The JD said that already alerts have already been sent to all health facilities including tertiary hospitals in the capital and elsewhere.

“So far, we have not come across any cases of JE. Pigs are intermediaries and regions where pig farming is common should be under scanner by local municipal officials,” Dr. Prasad Rao added.


The district health officials said that weekly awareness campaigns are being taken up on preventive steps and harmful affects of mosquitoes at high risk areas.

“Our medical officers have started holding weekly meetings at high risk areas to educate public on seasonal ailments.
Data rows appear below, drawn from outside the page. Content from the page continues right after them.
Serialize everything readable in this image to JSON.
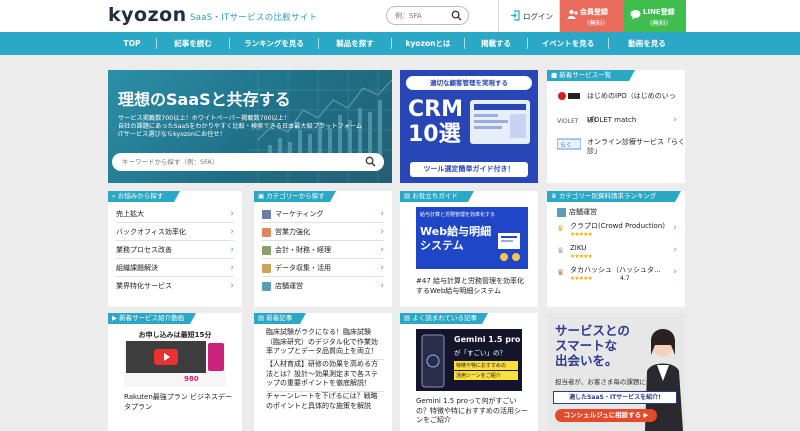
{
  "header": {
    "logo": "kyozon",
    "tagline": "SaaS・ITサービスの比較サイト",
    "search_placeholder": "例：SFA",
    "login_label": "ログイン",
    "member_line1": "会員登録",
    "member_line2": "(無料)",
    "line_line1": "LINE登録",
    "line_line2": "(無料)"
  },
  "nav": [
    "TOP",
    "記事を読む",
    "ランキングを見る",
    "製品を探す",
    "kyozonとは",
    "掲載する",
    "イベントを見る",
    "動画を見る"
  ],
  "hero": {
    "title": "理想のSaaSと共存する",
    "desc_line1": "サービス掲載数700以上！ホワイトペーパー掲載数700以上！",
    "desc_line2": "自社の課題にあったSaaSをわかりやすく比較・検索できる日本最大級プラットフォーム",
    "desc_line3": "ITサービス選びならkyozonにお任せ！",
    "search_placeholder": "キーワードから探す（例：SFA）"
  },
  "crm_banner": {
    "top": "適切な顧客管理を実現する",
    "big1": "CRM",
    "big2": "10選",
    "button": "ツール選定簡単ガイド付き！"
  },
  "new_services": {
    "title": "新着サービス一覧",
    "items": [
      "はじめのIPO（はじめのいっぽ）",
      "VIOLET match",
      "オンライン診療サービス「らく診」"
    ]
  },
  "worries": {
    "title": "お悩みから探す",
    "items": [
      "売上拡大",
      "バックオフィス効率化",
      "業務プロセス改善",
      "組織課題解決",
      "業界特化サービス"
    ]
  },
  "categories": {
    "title": "カテゴリーから探す",
    "items": [
      "マーケティング",
      "営業力強化",
      "会計・財務・経理",
      "データ収集・活用",
      "店舗運営"
    ]
  },
  "guide": {
    "title": "お役立ちガイド",
    "img_line1": "給与計算と労務管理を効率化する",
    "img_big1": "Web給与明細",
    "img_big2": "システム",
    "caption": "#47 給与計算と労務管理を効率化するWeb給与明細システム"
  },
  "ranking": {
    "title": "カテゴリー別資料請求ランキング",
    "category": "店舗運営",
    "items": [
      {
        "name": "クラプロ(Crowd Production)",
        "stars": "★★★★★"
      },
      {
        "name": "ZIKU",
        "stars": "★★★★★"
      },
      {
        "name": "タカハッシュ（ハッシュタ...",
        "stars": "★★★★★",
        "score": "4.7"
      }
    ]
  },
  "service_intro": {
    "title": "新着サービス紹介動画",
    "banner_text": "お申し込みは最短15分",
    "price": "980",
    "caption": "Rakuten最強プラン ビジネスデータプラン"
  },
  "new_articles": {
    "title": "新着記事",
    "article1": "臨床試験がラクになる！臨床試験（臨床研究）のデジタル化で作業効率アップとデータ品質向上を両立！",
    "article2": "【人材育成】研修の効果を高める方法とは？設計〜効果測定まで各ステップの重要ポイントを徹底解説！",
    "article3": "チャーンレートを下げるには？戦略のポイントと具体的な施策を解説"
  },
  "popular": {
    "title": "よく読まれている記事",
    "img_title": "Gemini 1.5 pro",
    "img_sub": "が「すごい」の？",
    "img_tag1": "特徴や特におすすめの",
    "img_tag2": "活用シーンをご紹介",
    "caption": "Gemini 1.5 proって何がすごいの？特徴や特におすすめの活用シーンをご紹介"
  },
  "recruit": {
    "title1": "サービスとの",
    "title2": "スマートな",
    "title3": "出会いを。",
    "sub": "担当者が、お客さま毎の課題に",
    "banner": "適したSaaS・ITサービスを紹介!",
    "button": "コンシェルジュに相談する ▶"
  },
  "colors": {
    "accent": "#2ba8c5",
    "crm_bg": "#2846b6",
    "member": "#e96b5c",
    "line": "#3fbd4f"
  }
}
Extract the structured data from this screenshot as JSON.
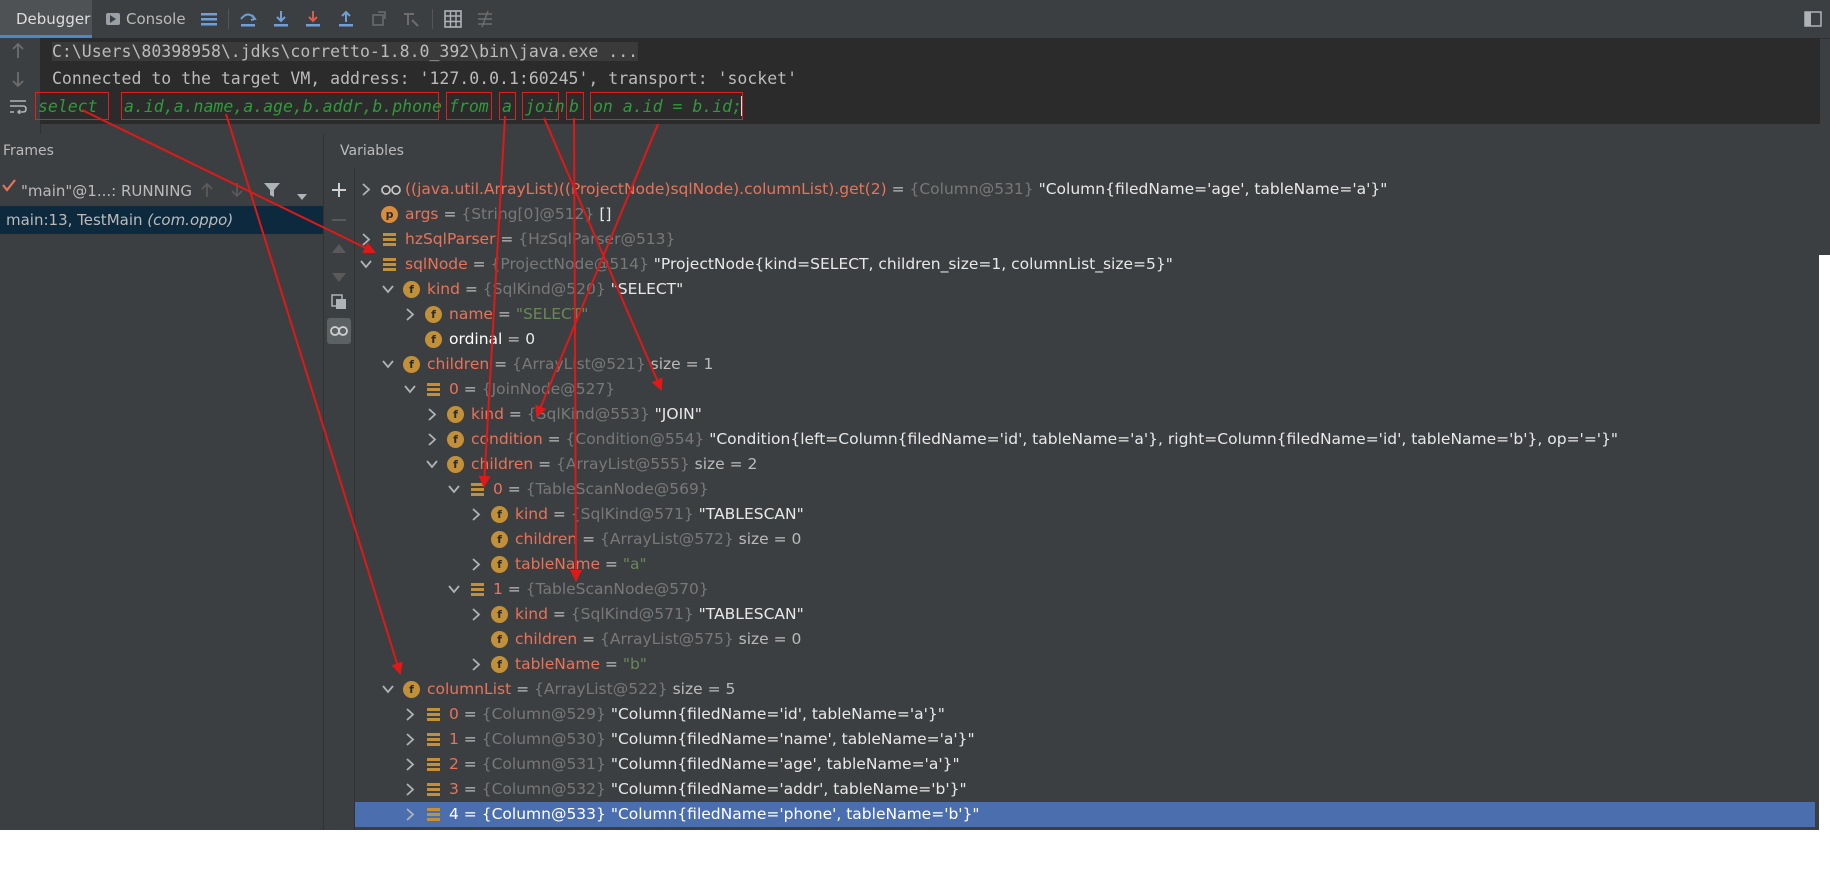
{
  "toolbar": {
    "tabs": [
      {
        "label": "Debugger"
      },
      {
        "label": "Console"
      }
    ]
  },
  "console": {
    "lines": [
      "C:\\Users\\80398958\\.jdks\\corretto-1.8.0_392\\bin\\java.exe ...",
      "Connected to the target VM, address: '127.0.0.1:60245', transport: 'socket'"
    ],
    "sql_tokens": [
      "select",
      "a.id,a.name,a.age,b.addr,b.phone",
      "from",
      "a",
      "join",
      "b",
      "on a.id = b.id;"
    ]
  },
  "frames": {
    "title": "Frames",
    "thread": "\"main\"@1...: RUNNING",
    "frame_text": "main:13, TestMain",
    "frame_pkg": "(com.oppo)"
  },
  "variables": {
    "title": "Variables",
    "rows": [
      {
        "name": "((java.util.ArrayList)((ProjectNode)sqlNode).columnList).get(2)",
        "type": "{Column@531}",
        "value": "\"Column{filedName='age', tableName='a'}\""
      },
      {
        "name": "args",
        "type": "{String[0]@512}",
        "value": "[]"
      },
      {
        "name": "hzSqlParser",
        "type": "{HzSqlParser@513}",
        "value": ""
      },
      {
        "name": "sqlNode",
        "type": "{ProjectNode@514}",
        "value": "\"ProjectNode{kind=SELECT, children_size=1, columnList_size=5}\""
      },
      {
        "name": "kind",
        "type": "{SqlKind@520}",
        "value": "\"SELECT\""
      },
      {
        "name": "name",
        "value": "\"SELECT\""
      },
      {
        "name": "ordinal",
        "value": "0"
      },
      {
        "name": "children",
        "type": "{ArrayList@521}",
        "value": "size = 1"
      },
      {
        "name": "0",
        "type": "{JoinNode@527}",
        "value": ""
      },
      {
        "name": "kind",
        "type": "{SqlKind@553}",
        "value": "\"JOIN\""
      },
      {
        "name": "condition",
        "type": "{Condition@554}",
        "value": "\"Condition{left=Column{filedName='id', tableName='a'}, right=Column{filedName='id', tableName='b'}, op='='}\""
      },
      {
        "name": "children",
        "type": "{ArrayList@555}",
        "value": "size = 2"
      },
      {
        "name": "0",
        "type": "{TableScanNode@569}",
        "value": ""
      },
      {
        "name": "kind",
        "type": "{SqlKind@571}",
        "value": "\"TABLESCAN\""
      },
      {
        "name": "children",
        "type": "{ArrayList@572}",
        "value": "size = 0"
      },
      {
        "name": "tableName",
        "value": "\"a\""
      },
      {
        "name": "1",
        "type": "{TableScanNode@570}",
        "value": ""
      },
      {
        "name": "kind",
        "type": "{SqlKind@571}",
        "value": "\"TABLESCAN\""
      },
      {
        "name": "children",
        "type": "{ArrayList@575}",
        "value": "size = 0"
      },
      {
        "name": "tableName",
        "value": "\"b\""
      },
      {
        "name": "columnList",
        "type": "{ArrayList@522}",
        "value": "size = 5"
      },
      {
        "name": "0",
        "type": "{Column@529}",
        "value": "\"Column{filedName='id', tableName='a'}\""
      },
      {
        "name": "1",
        "type": "{Column@530}",
        "value": "\"Column{filedName='name', tableName='a'}\""
      },
      {
        "name": "2",
        "type": "{Column@531}",
        "value": "\"Column{filedName='age', tableName='a'}\""
      },
      {
        "name": "3",
        "type": "{Column@532}",
        "value": "\"Column{filedName='addr', tableName='b'}\""
      },
      {
        "name": "4",
        "type": "{Column@533}",
        "value": "\"Column{filedName='phone', tableName='b'}\""
      }
    ]
  },
  "colors": {
    "background": "#3c3f41",
    "console_bg": "#2b2b2b",
    "selection": "#4b6eaf",
    "annotation_red": "#e02020",
    "sql_green": "#2f9a3a",
    "field_orange": "#c3903a"
  }
}
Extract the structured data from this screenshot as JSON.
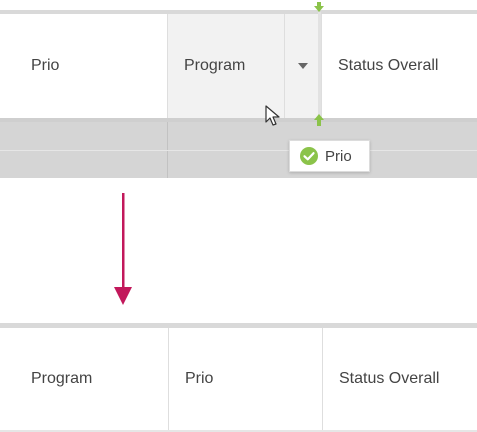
{
  "before": {
    "headers": {
      "prio": "Prio",
      "program": "Program",
      "status_overall": "Status Overall"
    },
    "drag_ghost": {
      "label": "Prio",
      "icon": "check-circle-icon"
    },
    "menu_icon": "chevron-down-icon"
  },
  "after": {
    "headers": {
      "program": "Program",
      "prio": "Prio",
      "status_overall": "Status Overall"
    }
  },
  "colors": {
    "drop_indicator": "#8bc34a",
    "arrow": "#c2185b",
    "check_icon": "#8bc34a",
    "selected_row": "#d5d5d5"
  }
}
There is also a need to chalk out a strategy to manage areas were pig farming is common in Hyderabad,” said DM&HO, Hyderabad, Dr. B. L. Veena Kumari.

Last year, few cases of JE were reported at Talabkatta area where pig farming is common. Authorities said that the lifecycle of JE virus involves domestic pigs and Culex species of mosquito. “Mosquitoes take blood from infected pigs and transmit among humans. Vector control programme is vital,” authorities said.